CPR classes are offered for certification, or there is a “friends and family” CPR class which is free to the community, said Internal Training Coordinator Matt Martin.
“This year, we’re on track to being close to 800 to 1,000 laypeople in the Scott County community (in CPR classes),” Martin said.
As far as CPR, Martin believes the more people who know CPR, the more those in the community can make a difference, he said.
“For every minute that goes by that the brain is not being perfused by compressions, 10 percent of that brain is dying,” Martin said. “So, if you think, somebody that has no compressions for 10 minutes, that is 100 percent braindead.
“So, if we can teach the community laypersons CPR, they can do CPR until we show up. So, that is one thing that has been a tremendous increase in survival of cardiac arrest.”
Certification classes cost roughly $65.
Those wishing to gain career experience or greater knowledge of what goes on may enter an EMT, Advanced EMT or Paramedic class, as well. Those classes range in cost and are offered between GSCEMS and BCTC.
The EMT class runs for four months whereas the paramedic class is nine months, said Paramedic Education Coordinator John Orsterman. The Advanced EMT class goes for roughly five months.
“We will be teaching a national-based curriculum,” Oesterman said. “There are going to be things that we teach about that are not skills we do here, but the advantage to the student is learning those broad skills beyond what we do is maybe one day they don’t work for us and they want to work somewhere else, they’ll already be introduced to concepts.”
GSCEMS just wrapped up their first Advanced EMT class, he said.
“The advanced EMT is kind of a newer certification level that is definitely seeing more and more adoption in agencies, because there is a paramedic staffing shortage,” Oesterman said. “The advanced EMT is an advanced life support provider that can do some things. It’s really a hat tip to our board of EMS that the scope of practice for the advanced EMTs in Kentucky is more broad than the curriculums designed to teach advanced EMT. So, we have to have supplemental content for those students.”

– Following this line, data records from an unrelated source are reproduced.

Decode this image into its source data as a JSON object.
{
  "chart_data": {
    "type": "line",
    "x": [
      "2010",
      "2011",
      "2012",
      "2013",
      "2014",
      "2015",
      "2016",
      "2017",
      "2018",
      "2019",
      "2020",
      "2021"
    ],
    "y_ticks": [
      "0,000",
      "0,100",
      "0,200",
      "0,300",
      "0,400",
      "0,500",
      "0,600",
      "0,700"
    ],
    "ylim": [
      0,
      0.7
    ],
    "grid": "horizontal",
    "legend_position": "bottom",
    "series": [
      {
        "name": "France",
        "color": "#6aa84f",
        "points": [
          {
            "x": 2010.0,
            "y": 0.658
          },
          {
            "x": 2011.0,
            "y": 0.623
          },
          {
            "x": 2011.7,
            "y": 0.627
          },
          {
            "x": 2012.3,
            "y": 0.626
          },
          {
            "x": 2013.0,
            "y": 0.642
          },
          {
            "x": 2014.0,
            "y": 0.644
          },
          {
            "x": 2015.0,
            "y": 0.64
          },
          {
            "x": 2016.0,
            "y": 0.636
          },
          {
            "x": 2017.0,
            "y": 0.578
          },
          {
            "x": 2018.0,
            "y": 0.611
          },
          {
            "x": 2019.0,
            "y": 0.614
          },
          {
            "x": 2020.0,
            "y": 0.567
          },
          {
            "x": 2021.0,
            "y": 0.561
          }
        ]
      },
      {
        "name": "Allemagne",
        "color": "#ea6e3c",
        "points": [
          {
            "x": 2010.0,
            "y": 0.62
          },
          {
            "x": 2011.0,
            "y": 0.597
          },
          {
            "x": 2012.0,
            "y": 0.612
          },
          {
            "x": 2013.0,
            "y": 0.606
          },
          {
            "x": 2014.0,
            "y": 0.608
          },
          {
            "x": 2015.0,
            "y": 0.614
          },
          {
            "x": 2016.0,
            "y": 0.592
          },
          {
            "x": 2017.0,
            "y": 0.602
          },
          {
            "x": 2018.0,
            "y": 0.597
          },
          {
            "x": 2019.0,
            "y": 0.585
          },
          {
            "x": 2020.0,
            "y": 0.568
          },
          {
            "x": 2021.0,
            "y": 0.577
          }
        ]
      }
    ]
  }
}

Students will learn in the class and in the field, he said. They will have class, lab and internship time.
To learn more about how to get involved in those classes, check out GSCEMS on Facebook, online or call the station at 502-863-7841 and ask for Martin or Oesterman.
EMS week begins May 21 and wraps up May 26 with an awards ceremony at Scott County Public Library.
Throughout the week, “(Administrative) staff will cook dinner for the crews, kind of do their chores and help them out a little bit,” Runyon said. “(It’s) kind of nice to be recognized.”
Awards slated to be given out are: EMT of the Year, Paramedic of the Year, Officer of the Year, 110 percent Award, Employee Choice Award and Best Crew of the Year.